SCHATZKER: Why? It’s important for people to understand why firms like yours, why firms like (INAUDIBLE) Weinberg —
RUHLE: That’s a great question.
SCHATZKER: — do not represent activists?
LEMKAU: Our philosophy is that we want to be with the companies. The corporations are our clients. We to do lots of work with them. We advise boards. We advise CEOs. And I think we’re best suited to advise them in terms of how to deal with their shareholders broadly, whether it’s activists or not activists. And I think if you cross that Rubicon and you start working with the activists attacking a company, it becomes a little bit more difficult to be in the boardroom, and be intimate with boards and with CEOs and management.
SCHATZKER: They won’t trust you.
LEMKAU: I think they will be wary of you.
RUHLE: Let’s talk about you leading your business. You run the number one M&A business on the Street. Given the amount of deals so you have, your team must be crushing it. There is not a more labor-intensive job within investment tanking. We’re comparing this year’s deal flow to 2007. 2007 was one of the best-paid years on the Street. How do you reconcile that with how hard your team is working, how you’re crushing it, and the pressure that you’re under from regulators to not pay the way you used to?

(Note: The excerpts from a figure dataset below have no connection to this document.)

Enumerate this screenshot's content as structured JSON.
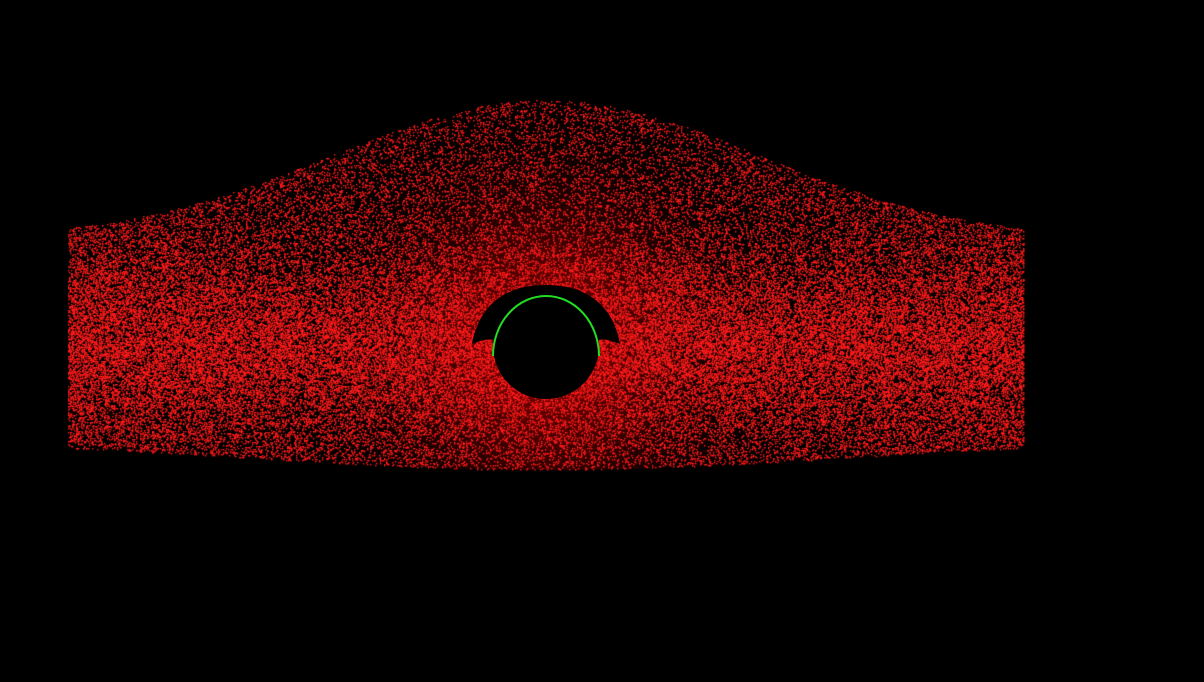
{
  "scene": {
    "kind": "black-hole-accretion-disk-render",
    "background_color": "#000000",
    "particle_color": "#ff1a1a",
    "particle_glow_color": "#ff0000",
    "photon_ring_color": "#22dd22",
    "event_horizon_color": "#000000"
  }
}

LEMKAU: It was interesting. It’s the middle of the year, so we’ve got to finish the back half of the year before we worry about compensation. But I think in terms of what drives M&A bankers and people in investment banking, they actually love being in the middle of the deals. And so being able to serve your clients to get transactions done, it’s fun. 2007 was fun. 2000 was fun. 2015 is really fun.

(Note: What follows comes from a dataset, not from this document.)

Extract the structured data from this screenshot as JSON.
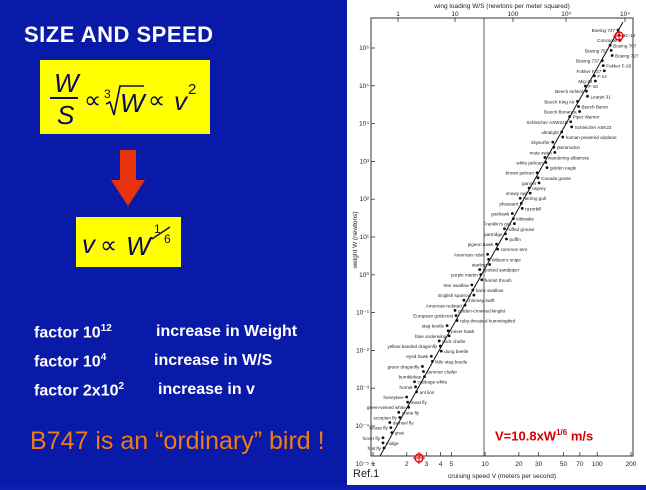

SCHATZKER: Gregg, why is it that your clients are happy getting the C team? And the reason I phrase it this way is because you know the pitch that the boutiques make, like don’t hire Goldman, they’re just going to send in the C team. Hire us and you’ll get our A-team. Something must be working.
RUHLE: Because their C team is better than a small firms A team.
SCHATZKER: I want to hear it from his lips.
LEMKAU: We don’t have a C team. I mean — and we really don’t. I think the thing that really does differentiate us is we — the depth and breadth of our team. And so if you look at our senior M&A team, there are 10-plus bankers with 20-plus years of M&A experience. And they work across all industry sectors and work across transactions. There is a generation beneath them that has similar levels of experience. And so I would take our team against anyone’s team or the aggregate of everyone else’s.
SCHATZKER: Does it help having three co-heads of M&A? Does that help?
LEMKAU: It does. It does. I mean it’s a producer/manager business. You have got to help run the business and manage it daily, but you also have to go out and do transactions and deal with your clients. And so the more people you can share that burden with, the better.
SCHATZKER: Gregg, thank you.
RUHLE: Thank you so much for joining us, great to see you.
LEMKAU: Thank you. Thanks, good to see you, Steph. Thanks Erik.
RUHLE: Gregg Lemkau. He’s the Co-Head of Global M&A at Goldman Sachs.